Learning and Decision-Making in Active Cognition
Learning and decision making is one of the universal cornerstones of human and animal life. There are several situations where these processes are passive or secondary, but there are several others where the individual can actively control where to gain information to learn more effectively. For example, selecting which restaurant to visit next with the aim of finding out a consistently good dining option. Even though there have been some efforts to model problems in active cognition, a large class of such models is algorithmic, and only concerns itself with how such behavior may be replicated, but not how and why the algorithm actually comes about. This leads to a dearth of computational models that can explain the behavior in a principled manner starting from basic, justifiable assumptions.

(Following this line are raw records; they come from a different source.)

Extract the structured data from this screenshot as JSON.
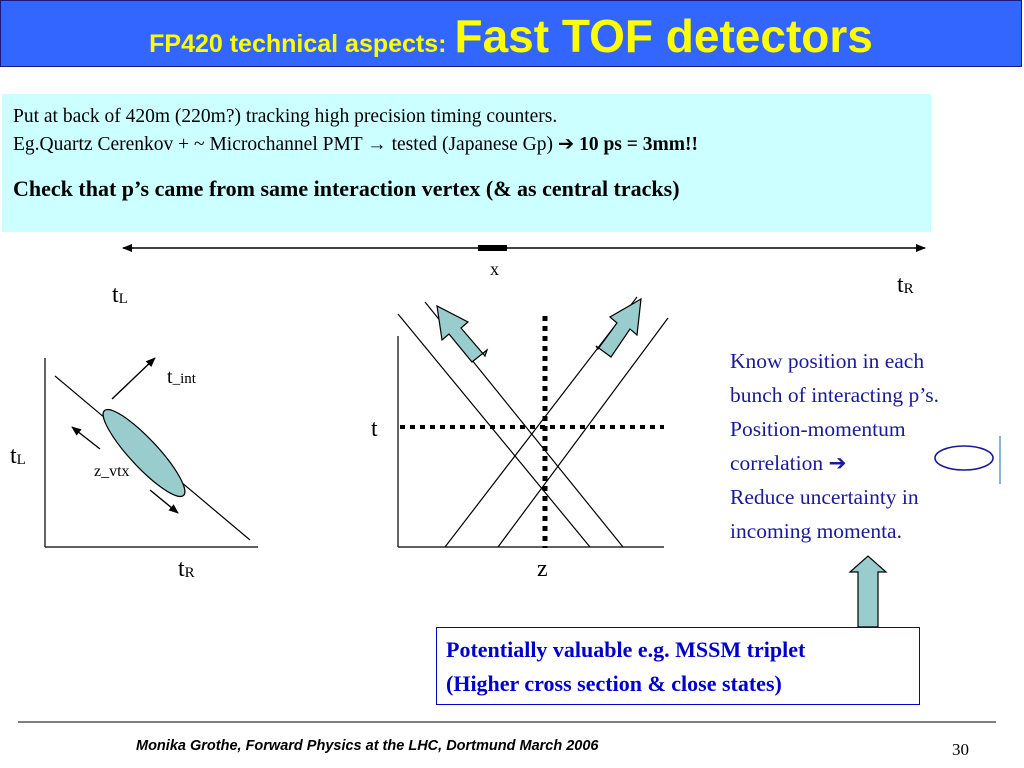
{
  "slide": {
    "title_prefix": "FP420 technical aspects:",
    "title_main": "Fast TOF detectors",
    "info": {
      "line1": "Put at back of 420m (220m?) tracking high precision timing counters.",
      "line2_a": "Eg.Quartz Cerenkov + ~ Microchannel PMT",
      "line2_arrow": "→",
      "line2_b": "tested (Japanese Gp)",
      "line2_arrow2": "➔",
      "line2_bold": "10 ps = 3mm!!",
      "line3": "Check that p’s came from same interaction vertex (& as central tracks)"
    },
    "axis_labels": {
      "x": "x",
      "tL_left_base": "t",
      "tL_left_sub": "L",
      "tR_right_base": "t",
      "tR_right_sub": "R"
    },
    "left_plot": {
      "t_int_base": "t",
      "t_int_sub": "_int",
      "tL_axis_base": "t",
      "tL_axis_sub": "L",
      "z_vtx": "z_vtx",
      "tR_axis_base": "t",
      "tR_axis_sub": "R"
    },
    "middle_plot": {
      "t_label": "t",
      "z_label": "z"
    },
    "know_text": [
      "Know position in each",
      "bunch of interacting p’s.",
      "Position-momentum",
      "correlation ➔",
      "Reduce uncertainty in",
      "incoming momenta."
    ],
    "valuable": {
      "line1": "Potentially valuable e.g. MSSM triplet",
      "line2": "(Higher cross section & close states)"
    },
    "footer": "Monika Grothe, Forward Physics at the LHC, Dortmund March 2006",
    "page_number": "30"
  }
}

Employing tools such as hierarchical Bayesian modeling and stochastic control, this dissertation proposes novel models for several problems in cognition with the goals of enriching our understanding of how the brain might tackle such problems, as well as to provide useful guidelines for building artificial agents that could rival human performance on such problems. More specifically, we investigate three related problems and propose Bayesian models for each of these. Active sensing problem, which deals with optimally allocating sensory resources in a given sensing task. Competitive foraging problem, which deals with understanding foraging in an uncertain environment and in the presence of competing agents who affect each other's reward. And lastly, multi-attribute decision-making problem, which deals with understanding how humans make choices between multi-attribute alternatives and how such a choice mechanism could lead to the well-studied contextual effects.